In my quest to be an eco fabuous, glam green goddess of motherhood, I attempted to make natural dyes last night for our Easter eggs.  I had read an article in The Green Guide about making natural dyes, and also had an article pulled out of last year’s Country Home about natural dyes for Easter eggs.  So, I decided to make hard boiled eggs and natural dyes.  With my darling children. 

It started off with the typical questions from my 5 year old, “Mom, why does an Easter bunny leave eggs?  Why isn’t it an Easter chick?”  Trying to skip over answering that one, and my husband mumbling something about Bunnies being better than Chicks, I asked my son to pull out the eggs.  Not the best thing for a 5 year old to do.  “Mom, think I can catch this?”  Splat in the hand, with dripping yolk.  No, not without crushing it.  One egg down.

We put the eggs on to boil.  Another egg-catastrophe as it rolled onto the floor.  We started with the dyes.  My daughter wanted pink.  Okay, 1 cup pickled beet juice and 1 tablespoon vinegar to set the color.  That was easy.  ‘Til my daughter stuck her hands in it to see how pink it was.  And wiped her hands off on her dress.  She also wanted purple.  Okay, 1 cup grape juice and 1 tablespoon vinegar.  Easy.   My son wanted yellow.  Okay.  Orange peel from one orange, boil in 4 cups of water with 2 tablespoons vinegar for 15 to 30 minutes, depending on how dark  you want the color, cool, strain.   We also did red with red onion skins and green with spinach. 

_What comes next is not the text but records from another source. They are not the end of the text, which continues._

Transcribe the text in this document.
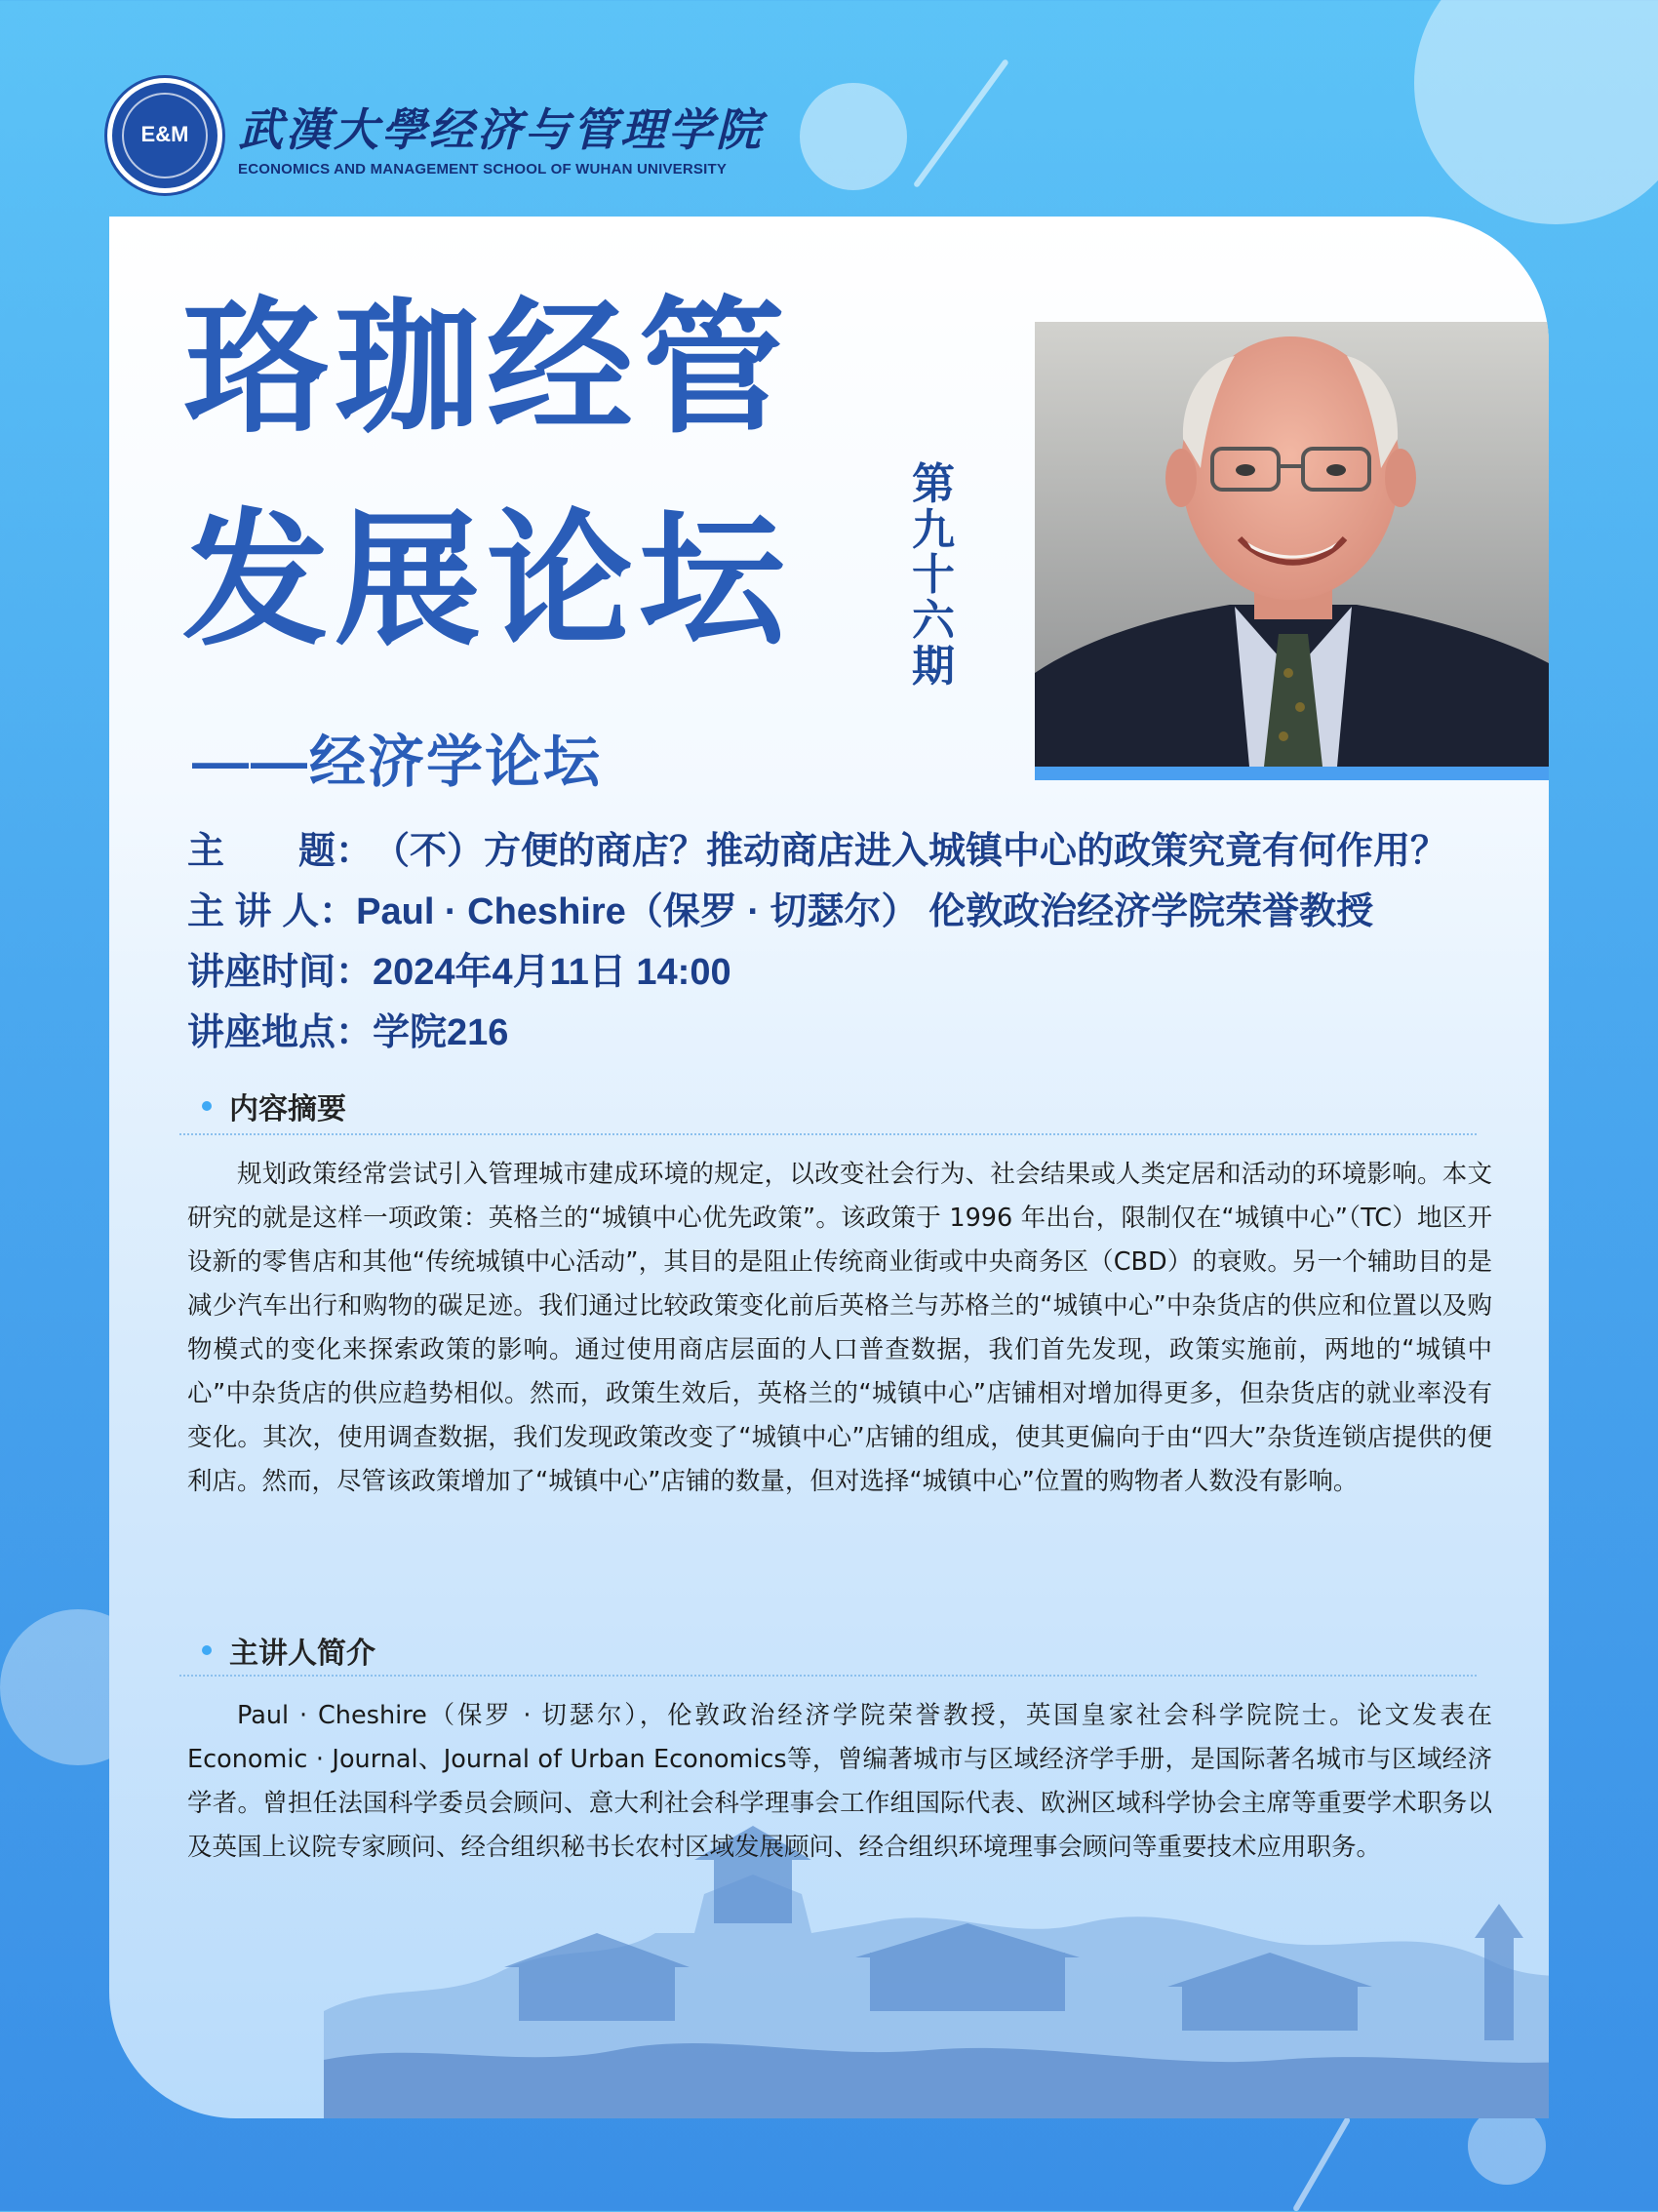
E&M	武漢大學经济与管理学院
ECONOMICS AND MANAGEMENT SCHOOL OF WUHAN UNIVERSITY
珞珈经管
发展论坛
第九十六期
——经济学论坛
主　　题：（不）方便的商店？推动商店进入城镇中心的政策究竟有何作用？
主 讲 人：Paul · Cheshire（保罗 · 切瑟尔） 伦敦政治经济学院荣誉教授
讲座时间：2024年4月11日 14:00
讲座地点：学院216
内容摘要
规划政策经常尝试引入管理城市建成环境的规定，以改变社会行为、社会结果或人类定居和活动的环境影响。本文研究的就是这样一项政策：英格兰的“城镇中心优先政策”。该政策于 1996 年出台，限制仅在“城镇中心”（TC）地区开设新的零售店和其他“传统城镇中心活动”，其目的是阻止传统商业街或中央商务区（CBD）的衰败。另一个辅助目的是减少汽车出行和购物的碳足迹。我们通过比较政策变化前后英格兰与苏格兰的“城镇中心”中杂货店的供应和位置以及购物模式的变化来探索政策的影响。通过使用商店层面的人口普查数据，我们首先发现，政策实施前，两地的“城镇中心”中杂货店的供应趋势相似。然而，政策生效后，英格兰的“城镇中心”店铺相对增加得更多，但杂货店的就业率没有变化。其次，使用调查数据，我们发现政策改变了“城镇中心”店铺的组成，使其更偏向于由“四大”杂货连锁店提供的便利店。然而，尽管该政策增加了“城镇中心”店铺的数量，但对选择“城镇中心”位置的购物者人数没有影响。
主讲人简介
Paul · Cheshire（保罗 · 切瑟尔），伦敦政治经济学院荣誉教授，英国皇家社会科学院院士。论文发表在Economic · Journal、Journal of Urban Economics等，曾编著城市与区域经济学手册，是国际著名城市与区域经济学者。曾担任法国科学委员会顾问、意大利社会科学理事会工作组国际代表、欧洲区域科学协会主席等重要学术职务以及英国上议院专家顾问、经合组织秘书长农村区域发展顾问、经合组织环境理事会顾问等重要技术应用职务。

It was fun with my kids pulling out stuff to boil and asking what color it would be.  Impromptu science lesson.  Various pots boiled merrily away, and strange odors wafted.  Kind of a mad scientist, eco fabulous kitchen going.  Got everything cooled, started dipping the eggs in.  You really have to let them sit in the dye for at least 15 minutes to get much color – it would probably be best to leave overnight in the refrigerator if you wanted dark color.  The problem with the waiting, as opposed to the drop in conventional pellets, is that your kids get bored.  Or have to take bathroom breaks.  And you really shouldn’t leave children alone with dye.  Natural or not.  Do you think the daycare will notice my son has slightly green cheeks this morning, or that my daughter has pink and purple hair?